As noted, Russia wages its gray-zone, hybrid competition with the U.S. and its allies through psychological and information warfare, political subversion, espionage and proxy forces. Contemporary Russia operates in a way that would be recognized by its Soviet predecessor, employing “active measures” for the 21st century. In comparison to China, the U.S. or the Europan Union, Russia lacks persuasive economic or soft-power resources with which to influence client states. Except for its hard-power, military, strategic assets, it operates from a position of relative weakness. Nevertheless, Russia effectively leverages these means to project power and influence with military assistance, including direct combat, arms sales and information warfare capabilities. It has also been willing to capitalize on current American unwillingness — following bruising campaigns in Iraq and Afghanistan — to intervene in fragile states or against rogue states and oppressive rulers.

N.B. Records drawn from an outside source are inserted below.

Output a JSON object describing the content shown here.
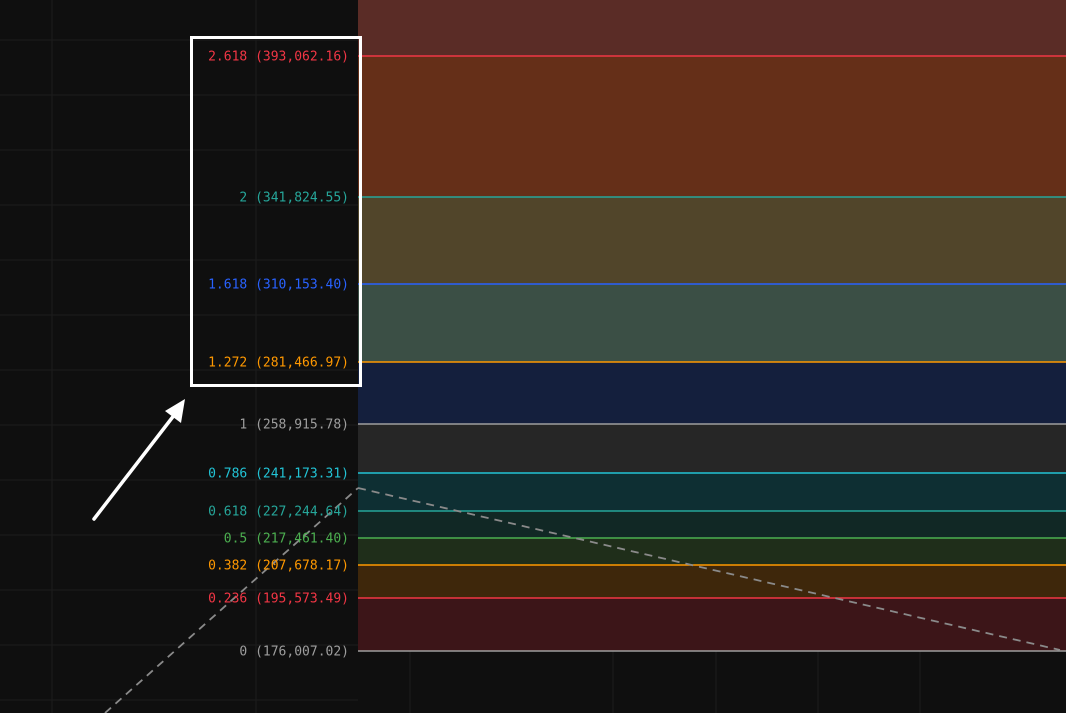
{
  "background_color": "#0f0f0f",
  "grid_color": "#1c1c1c",
  "trend_line_color": "#8a8a8a",
  "highlight_box_color": "#ffffff",
  "arrow_color": "#ffffff",
  "fib_levels": [
    {
      "ratio": 2.618,
      "label": "2.618 (393,062.16)",
      "price": 393062.16,
      "color": "#f23645",
      "zone_color": "#5a2c26"
    },
    {
      "ratio": 2,
      "label": "2 (341,824.55)",
      "price": 341824.55,
      "color": "#26a69a",
      "zone_color": "#652f18"
    },
    {
      "ratio": 1.618,
      "label": "1.618 (310,153.40)",
      "price": 310153.4,
      "color": "#2962ff",
      "zone_color": "#51452a"
    },
    {
      "ratio": 1.272,
      "label": "1.272 (281,466.97)",
      "price": 281466.97,
      "color": "#ff9800",
      "zone_color": "#3b4f45"
    },
    {
      "ratio": 1,
      "label": "1 (258,915.78)",
      "price": 258915.78,
      "color": "#9e9e9e",
      "zone_color": "#141f3d"
    },
    {
      "ratio": 0.786,
      "label": "0.786 (241,173.31)",
      "price": 241173.31,
      "color": "#22c3d5",
      "zone_color": "#262626"
    },
    {
      "ratio": 0.618,
      "label": "0.618 (227,244.64)",
      "price": 227244.64,
      "color": "#26a69a",
      "zone_color": "#0e2f33"
    },
    {
      "ratio": 0.5,
      "label": "0.5 (217,461.40)",
      "price": 217461.4,
      "color": "#4caf50",
      "zone_color": "#112825"
    },
    {
      "ratio": 0.382,
      "label": "0.382 (207,678.17)",
      "price": 207678.17,
      "color": "#ff9800",
      "zone_color": "#1f2e1a"
    },
    {
      "ratio": 0.236,
      "label": "0.236 (195,573.49)",
      "price": 195573.49,
      "color": "#f23645",
      "zone_color": "#3e270b"
    },
    {
      "ratio": 0,
      "label": "0 (176,007.02)",
      "price": 176007.02,
      "color": "#9e9e9e",
      "zone_color": "#3c1518"
    }
  ]
}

Although plausible deniability has its limits, Russian PMSCs, along with other proxy forces, offer the state a means of power projection with relatively low risks to the state’s diplomatic and military reputations. Despite a growing awareness of Russian stratagems, the lack of incontrovertible evidence of Russian state involvement might confuse and complicate NATO and EU members’ decision-making in a crisis, as was the case with Ukraine in 2014. Like Western states, Russia uses PMSCs to reduce the human and financial costs of military intervention. But unlike the West, the leaders of the Russian state use its notionally private military companies to mix geostrategic considerations with business interests.

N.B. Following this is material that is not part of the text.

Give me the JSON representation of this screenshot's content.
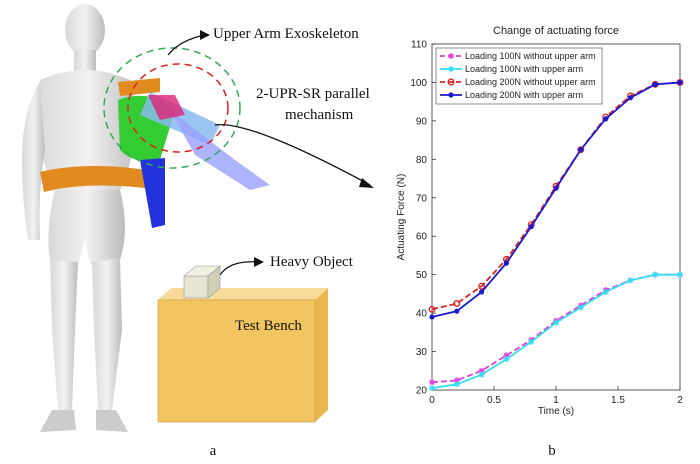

Western policymakers and military and security officials have yet to focus on the hybrid threat from Russian PMSCs as instruments of Russia’s foreign and security policy. In 2017, the U.S. Treasury Department applied sanctions against the Wagner Group and Prigozhin, but there has been a general reluctance in NATO to link the Russian state directly to the activities of PMSCs. As PMSC scholars Christopher Spearin argued in 2018, naming and shaming the Russian state for employing mercenaries in contrast to the regulations that govern Western PMSCs — and asserting that states cannot deny the activities of private companies undertaking military activities on their behalf — would at least be a start.